2001 Palestinian attack in Binyamina, Israel

The Binyamina train station suicide bombing occurred on 16 July 2001 by a Palestinian suicide bomber near the Binyamina railway station in the town of Binyamina-Giv'at Ada, Israel. Two people were killed and 11 were injured.

The Palestinian Islamic Jihad group claimed responsibility for the attack.

== The attack ==
The suicide bomber was 20-year-old Nidal Shaduf, from a village near Jenin. After infiltrating Israel, he entered Binyamina. It has been theorized that he intended to blow himself up inside the crowded railway station, but found he could not enter due to a heavy police presence and stringent security measures. As a result, he detonated at a soldiers' bus stop near the train station, waiting until it began filling with people before detonating.

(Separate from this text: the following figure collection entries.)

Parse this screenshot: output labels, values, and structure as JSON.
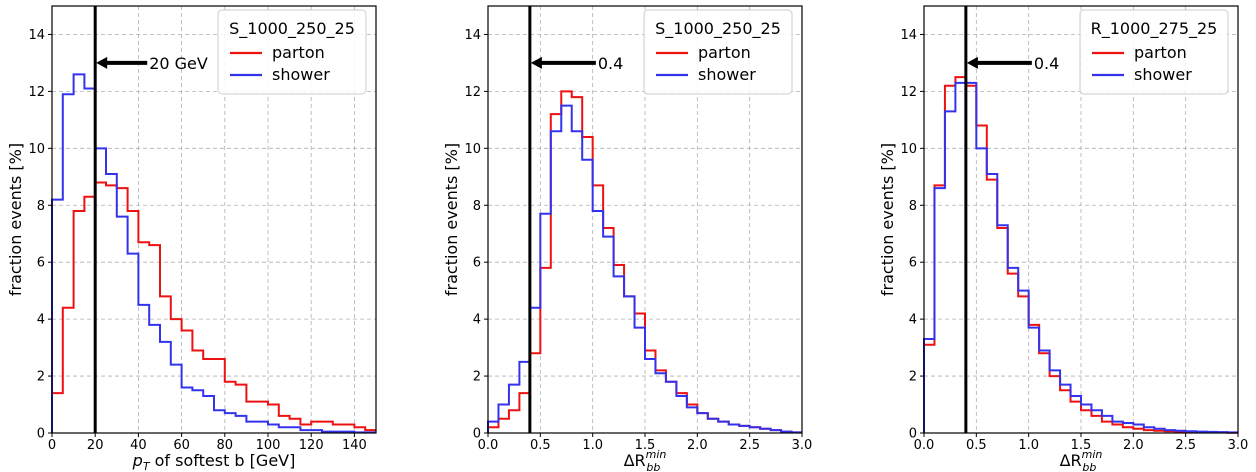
{
  "colors": {
    "parton": "#ee1111",
    "shower": "#3333ee"
  },
  "chart_data": [
    {
      "type": "line",
      "title": "",
      "xlabel_html": "p_T of softest b [GeV]",
      "xlabel_parts": {
        "p": "p",
        "sub": "T",
        "rest": " of softest b [GeV]"
      },
      "ylabel": "fraction events [%]",
      "xlim": [
        0,
        150
      ],
      "ylim": [
        0,
        15
      ],
      "xticks": [
        0,
        20,
        40,
        60,
        80,
        100,
        120,
        140
      ],
      "yticks": [
        0,
        2,
        4,
        6,
        8,
        10,
        12,
        14
      ],
      "xtick_labels": [
        "0",
        "20",
        "40",
        "60",
        "80",
        "100",
        "120",
        "140"
      ],
      "ytick_labels": [
        "0",
        "2",
        "4",
        "6",
        "8",
        "10",
        "12",
        "14"
      ],
      "legend_title": "S_1000_250_25",
      "legend_placement": "top-right",
      "grid": true,
      "vline": 20,
      "annotation": {
        "text": "20 GeV",
        "x": 20,
        "y": 13
      },
      "bin_edges": [
        0,
        5,
        10,
        15,
        20,
        25,
        30,
        35,
        40,
        45,
        50,
        55,
        60,
        65,
        70,
        75,
        80,
        85,
        90,
        95,
        100,
        105,
        110,
        115,
        120,
        125,
        130,
        135,
        140,
        145,
        150
      ],
      "series": [
        {
          "name": "parton",
          "values": [
            1.4,
            4.4,
            7.8,
            8.3,
            8.8,
            8.7,
            8.6,
            7.8,
            6.7,
            6.6,
            4.8,
            4.0,
            3.6,
            2.9,
            2.6,
            2.6,
            1.8,
            1.7,
            1.1,
            1.1,
            1.0,
            0.6,
            0.5,
            0.3,
            0.4,
            0.4,
            0.3,
            0.3,
            0.2,
            0.1
          ]
        },
        {
          "name": "shower",
          "values": [
            8.2,
            11.9,
            12.6,
            12.1,
            10.0,
            9.1,
            7.6,
            6.3,
            4.5,
            3.8,
            3.2,
            2.4,
            1.6,
            1.5,
            1.3,
            0.8,
            0.7,
            0.6,
            0.4,
            0.4,
            0.3,
            0.2,
            0.2,
            0.1,
            0.1,
            0.05,
            0.05,
            0.05,
            0.02,
            0.02
          ]
        }
      ]
    },
    {
      "type": "line",
      "title": "",
      "xlabel_parts": {
        "p": "ΔR",
        "sub": "bb",
        "sup": "min"
      },
      "ylabel": "fraction events [%]",
      "xlim": [
        0,
        3
      ],
      "ylim": [
        0,
        15
      ],
      "xticks": [
        0,
        0.5,
        1,
        1.5,
        2,
        2.5,
        3
      ],
      "yticks": [
        0,
        2,
        4,
        6,
        8,
        10,
        12,
        14
      ],
      "xtick_labels": [
        "0.0",
        "0.5",
        "1.0",
        "1.5",
        "2.0",
        "2.5",
        "3.0"
      ],
      "ytick_labels": [
        "0",
        "2",
        "4",
        "6",
        "8",
        "10",
        "12",
        "14"
      ],
      "legend_title": "S_1000_250_25",
      "legend_placement": "top-right",
      "grid": true,
      "vline": 0.4,
      "annotation": {
        "text": "0.4",
        "x": 0.4,
        "y": 13
      },
      "bin_edges": [
        0,
        0.1,
        0.2,
        0.3,
        0.4,
        0.5,
        0.6,
        0.7,
        0.8,
        0.9,
        1.0,
        1.1,
        1.2,
        1.3,
        1.4,
        1.5,
        1.6,
        1.7,
        1.8,
        1.9,
        2.0,
        2.1,
        2.2,
        2.3,
        2.4,
        2.5,
        2.6,
        2.7,
        2.8,
        2.9,
        3.0
      ],
      "series": [
        {
          "name": "parton",
          "values": [
            0.2,
            0.5,
            0.8,
            1.4,
            2.8,
            5.8,
            11.2,
            12.0,
            11.8,
            10.4,
            8.7,
            7.2,
            5.9,
            4.8,
            4.2,
            2.9,
            2.2,
            1.8,
            1.4,
            1.0,
            0.7,
            0.5,
            0.4,
            0.3,
            0.25,
            0.2,
            0.15,
            0.1,
            0.05,
            0.02
          ]
        },
        {
          "name": "shower",
          "values": [
            0.4,
            1.0,
            1.7,
            2.5,
            4.4,
            7.7,
            10.6,
            11.5,
            10.6,
            9.6,
            7.8,
            6.9,
            5.5,
            4.8,
            3.7,
            2.6,
            2.1,
            1.8,
            1.3,
            0.9,
            0.7,
            0.5,
            0.4,
            0.3,
            0.25,
            0.2,
            0.15,
            0.1,
            0.05,
            0.02
          ]
        }
      ]
    },
    {
      "type": "line",
      "title": "",
      "xlabel_parts": {
        "p": "ΔR",
        "sub": "bb",
        "sup": "min"
      },
      "ylabel": "fraction events [%]",
      "xlim": [
        0,
        3
      ],
      "ylim": [
        0,
        15
      ],
      "xticks": [
        0,
        0.5,
        1,
        1.5,
        2,
        2.5,
        3
      ],
      "yticks": [
        0,
        2,
        4,
        6,
        8,
        10,
        12,
        14
      ],
      "xtick_labels": [
        "0.0",
        "0.5",
        "1.0",
        "1.5",
        "2.0",
        "2.5",
        "3.0"
      ],
      "ytick_labels": [
        "0",
        "2",
        "4",
        "6",
        "8",
        "10",
        "12",
        "14"
      ],
      "legend_title": "R_1000_275_25",
      "legend_placement": "top-right",
      "grid": true,
      "vline": 0.4,
      "annotation": {
        "text": "0.4",
        "x": 0.4,
        "y": 13
      },
      "bin_edges": [
        0,
        0.1,
        0.2,
        0.3,
        0.4,
        0.5,
        0.6,
        0.7,
        0.8,
        0.9,
        1.0,
        1.1,
        1.2,
        1.3,
        1.4,
        1.5,
        1.6,
        1.7,
        1.8,
        1.9,
        2.0,
        2.1,
        2.2,
        2.3,
        2.4,
        2.5,
        2.6,
        2.7,
        2.8,
        2.9,
        3.0
      ],
      "series": [
        {
          "name": "parton",
          "values": [
            3.1,
            8.7,
            12.2,
            12.5,
            12.2,
            10.8,
            8.9,
            7.2,
            5.6,
            4.8,
            3.8,
            2.8,
            2.0,
            1.5,
            1.1,
            0.8,
            0.6,
            0.4,
            0.3,
            0.2,
            0.15,
            0.1,
            0.08,
            0.06,
            0.05,
            0.04,
            0.03,
            0.02,
            0.02,
            0.01
          ]
        },
        {
          "name": "shower",
          "values": [
            3.3,
            8.6,
            11.3,
            12.3,
            12.3,
            10.0,
            9.1,
            7.3,
            5.8,
            5.0,
            3.7,
            2.9,
            2.2,
            1.7,
            1.3,
            1.0,
            0.8,
            0.6,
            0.4,
            0.35,
            0.3,
            0.2,
            0.15,
            0.1,
            0.08,
            0.06,
            0.05,
            0.04,
            0.03,
            0.02
          ]
        }
      ]
    }
  ]
}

The suicide bomber detonated at 7:35 pm. Two Israel Defense Forces (IDF) soldiers were killed, and eleven people were injured, two of them seriously.

== Aftermath ==
Israeli security forces immediately froze all train traffic between Tel Aviv and Haifa. Israeli Police set up a dragnet to capture the vehicle which had been seen dropping the bomber off, using patrol cars, special forces, and helicopters, but without success. Several Palestinians staying illegally in Israel were caught in the area and taken into custody.

The IDF responded by attacking, primarily with tank fire, Palestinian Authority security installations and Force 17 positions. Israeli helicopters also struck a house in Bethlehem belonging to Fatah militants, killing four.

Both the United States and Palestinian Authority condemned the attack.